Willem Key, Déploration du Christ avec donateurs, 1553, huile sur panneau, 171,5 x 131,5 cm.
La générosité des mécènes a ainsi pu contribuer à l’achat de trente-et-un fonds d’archives et de 29 000 œuvres, de la pièce archéologique à l’art moderne, du bijou à la peinture en passant par la céramique, l’orfèvrerie ou le design. La Fondation protège et met en valeur ces documents et objets d’exception. Ils sont restaurés et confiés en prêt à long terme à plus de cent musées et institutions publiques belges, afin de les rendre accessibles à tous.
Pol Bury, bracelet Boules des deux côtes d’un carré, 1968. Un bijou d’artiste emblématique et un chef-d’oeuvre de l’art cinétique. ©
Au cœur de son stand, la Fondation présentera une sélection de chefs-d’œuvre acquis par le passé, mais aussi les pièces qui sont rentrées récemment dans son giron. Une façon d’illustrer un intérêt éclectique des plus avisés, tant au niveau des périodes que des disciplines concernées.

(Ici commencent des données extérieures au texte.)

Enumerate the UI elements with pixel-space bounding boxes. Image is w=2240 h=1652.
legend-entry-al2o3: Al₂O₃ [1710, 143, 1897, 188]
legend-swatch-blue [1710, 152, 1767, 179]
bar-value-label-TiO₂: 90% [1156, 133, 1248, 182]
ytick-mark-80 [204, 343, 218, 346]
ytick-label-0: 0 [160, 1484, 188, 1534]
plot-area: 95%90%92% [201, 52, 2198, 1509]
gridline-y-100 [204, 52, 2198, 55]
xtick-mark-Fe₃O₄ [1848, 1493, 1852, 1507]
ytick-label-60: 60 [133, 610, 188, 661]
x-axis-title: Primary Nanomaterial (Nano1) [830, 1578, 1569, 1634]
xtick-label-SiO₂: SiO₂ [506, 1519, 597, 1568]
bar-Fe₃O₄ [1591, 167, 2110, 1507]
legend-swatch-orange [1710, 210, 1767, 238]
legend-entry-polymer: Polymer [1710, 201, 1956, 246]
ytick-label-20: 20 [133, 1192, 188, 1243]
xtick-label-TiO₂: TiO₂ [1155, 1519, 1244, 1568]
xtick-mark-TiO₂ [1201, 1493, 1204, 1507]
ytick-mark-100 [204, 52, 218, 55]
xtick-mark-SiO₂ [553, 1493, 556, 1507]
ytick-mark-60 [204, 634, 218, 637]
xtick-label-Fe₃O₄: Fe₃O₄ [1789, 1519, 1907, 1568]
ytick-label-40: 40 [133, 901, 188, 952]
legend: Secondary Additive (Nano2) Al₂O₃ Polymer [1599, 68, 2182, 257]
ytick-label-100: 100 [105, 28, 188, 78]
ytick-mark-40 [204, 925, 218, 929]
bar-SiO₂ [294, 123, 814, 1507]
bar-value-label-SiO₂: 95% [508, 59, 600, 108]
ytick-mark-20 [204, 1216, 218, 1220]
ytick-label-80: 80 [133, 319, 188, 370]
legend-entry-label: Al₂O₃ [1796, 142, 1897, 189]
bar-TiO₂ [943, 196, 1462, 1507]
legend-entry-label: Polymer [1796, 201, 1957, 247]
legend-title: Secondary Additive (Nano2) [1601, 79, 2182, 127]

Parmi les pièces phares, déjà bien connues de certains, les visiteurs auront le plaisir de revoir la spectaculaire Vue de Bruxelles due à Jean-Baptiste Bonnecroy, un survol topographique unique réalisé en 1664-1665 et montrant la ville trente ans avant le tragique bombardement des troupes de Louis XIV. On ne manquera pas la chouette en argent et noix de coco au poinçon d’Anvers, chef-d’œuvre du Siècle d’Or entré dans la collection en 2002 et exposé depuis au Musée du diamant, l’Enseigne du Saint-Sang, une sculpture exceptionnelle du gothique tardif datée de 1529, ou encore un portrait de Jan Vekemans par Cornelis de Vos (1624), désormais réuni avec les autres portraits de famille au musée Mayer van den Bergh.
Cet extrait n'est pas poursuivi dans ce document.